🔥 First Concept: NLP - Tokenization

💡 What is it?
Tokenization = Breaking down text into smaller pieces (words, subwords, or characters) so that models can understand and process them.

🧠 Why it matters?
Machines can’t read sentences directly. They need tokens (like “Hello” → [Hello]) to convert into numbers (embeddings).

🔧 Types of Tokenizers:

- Word-level → “Hello world” → ['Hello', 'world']
- Subword-level (BPE) → “unhappiness” → ['un', 'happi', 'ness']
- Character-level → “Hi” → ['H', 'i']

✅ Real Use:
Hugging Face models like BERT use subword tokenizers.

🤗 Transformers – Core Concept

💡 What is a Transformer?
A Transformer is an architecture that understands sequences (like sentences) using self-attention – it looks at all words at once and learns which ones matter most.

🧠 Why It Matters?
This powers BERT, GPT, Claude, Gemini – all modern LLMs.

Key Ideas:

- No loops, just attention
- Parallel processing = Fast
- Can understand long-range word relationships (e.g., “bank” = riverbank or money)

🧱 Transformer Parts (simple view):
- Input Embeddings: Text → Vectors
- Positional Encoding: Adds word order info
- Self-Attention: Learns context
- Feed Forward Layers: Processes info
- Output: Classifies, generates, etc.

In [2]:
# !pip install transformers

# change in notepad
# or change in system Move Python 3.13 to Top in environmental variable



In [1]:
import sys
print(sys.executable)


import transformers
print(transformers.__version__)

/Library/Developer/CommandLineTools/usr/bin/python3


  from .autonotebook import tqdm as notebook_tqdm


4.52.4


In [4]:
# 🤗 Using Hugging Face Transformers (Hands-On)
# Let’s load a real model and run it on your own text 👇

from transformers import pipeline    # Correct

classifier = pipeline("sentiment-analysis")

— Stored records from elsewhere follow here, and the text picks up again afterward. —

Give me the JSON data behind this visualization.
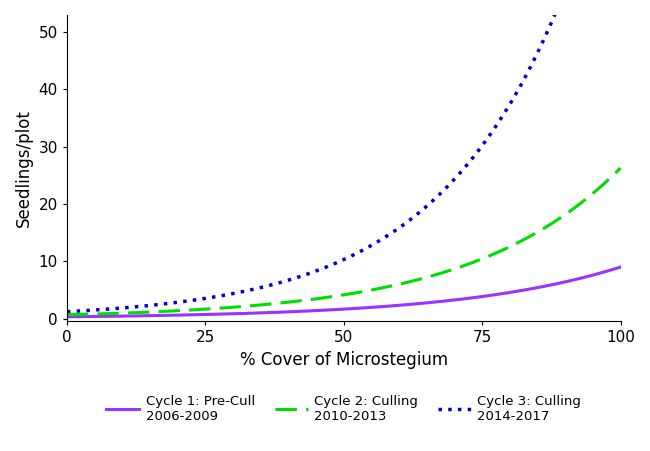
{
  "xlabel": "% Cover of Microstegium",
  "ylabel": "Seedlings/plot",
  "xlim": [
    0,
    100
  ],
  "ylim": [
    -0.5,
    53
  ],
  "xticks": [
    0,
    25,
    50,
    75,
    100
  ],
  "yticks": [
    0,
    10,
    20,
    30,
    40,
    50
  ],
  "background_color": "#ffffff",
  "curves": [
    {
      "label_line1": "Cycle 1: Pre-Cull",
      "label_line2": "2006-2009",
      "color": "#9933ff",
      "linestyle": "solid",
      "lw": 2.2,
      "a": 0.3,
      "b": 0.034
    },
    {
      "label_line1": "Cycle 2: Culling",
      "label_line2": "2010-2013",
      "color": "#00dd00",
      "linestyle": "dashed",
      "lw": 2.2,
      "a": 0.65,
      "b": 0.037
    },
    {
      "label_line1": "Cycle 3: Culling",
      "label_line2": "2014-2017",
      "color": "#0000cc",
      "linestyle": "dotted",
      "lw": 2.5,
      "a": 1.2,
      "b": 0.043
    }
  ]
}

# result = classifier("I love lesarning huggface with chatgpt")
result = classifier("happy")
print(result) # [{'label': 'POSITIVE', 'score': 0.9979}] 'label': Predicted class 'score': Confidence (close to 1.0 = very confident)

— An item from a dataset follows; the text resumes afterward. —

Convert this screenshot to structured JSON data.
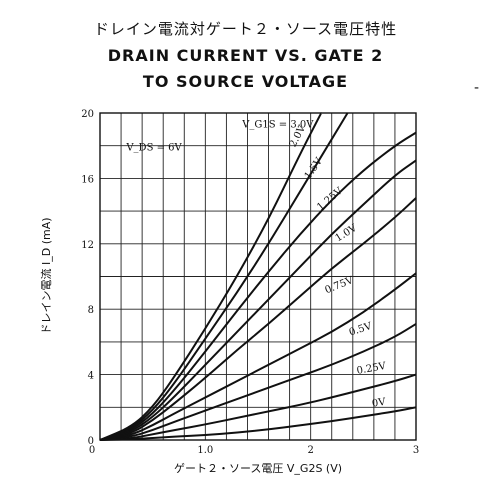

No model was supplied, defaulted to distilbert/distilbert-base-uncased-finetuned-sst-2-english and revision 714eb0f (https://huggingface.co/distilbert/distilbert-base-uncased-finetuned-sst-2-english).
Using a pipeline without specifying a model name and revision in production is not recommended.
Device set to use mps:0


[{'label': 'POSITIVE', 'score': 0.9998753070831299}]


🧠 What’s happening here:
pipeline("sentiment-analysis"): Loads a pretrained model like BERT that’s fine-tuned for sentiment.

You pass in raw text → it gets tokenized, embedded, processed by transformer → gives a label (POSITIVE/NEGATIVE) + confidence.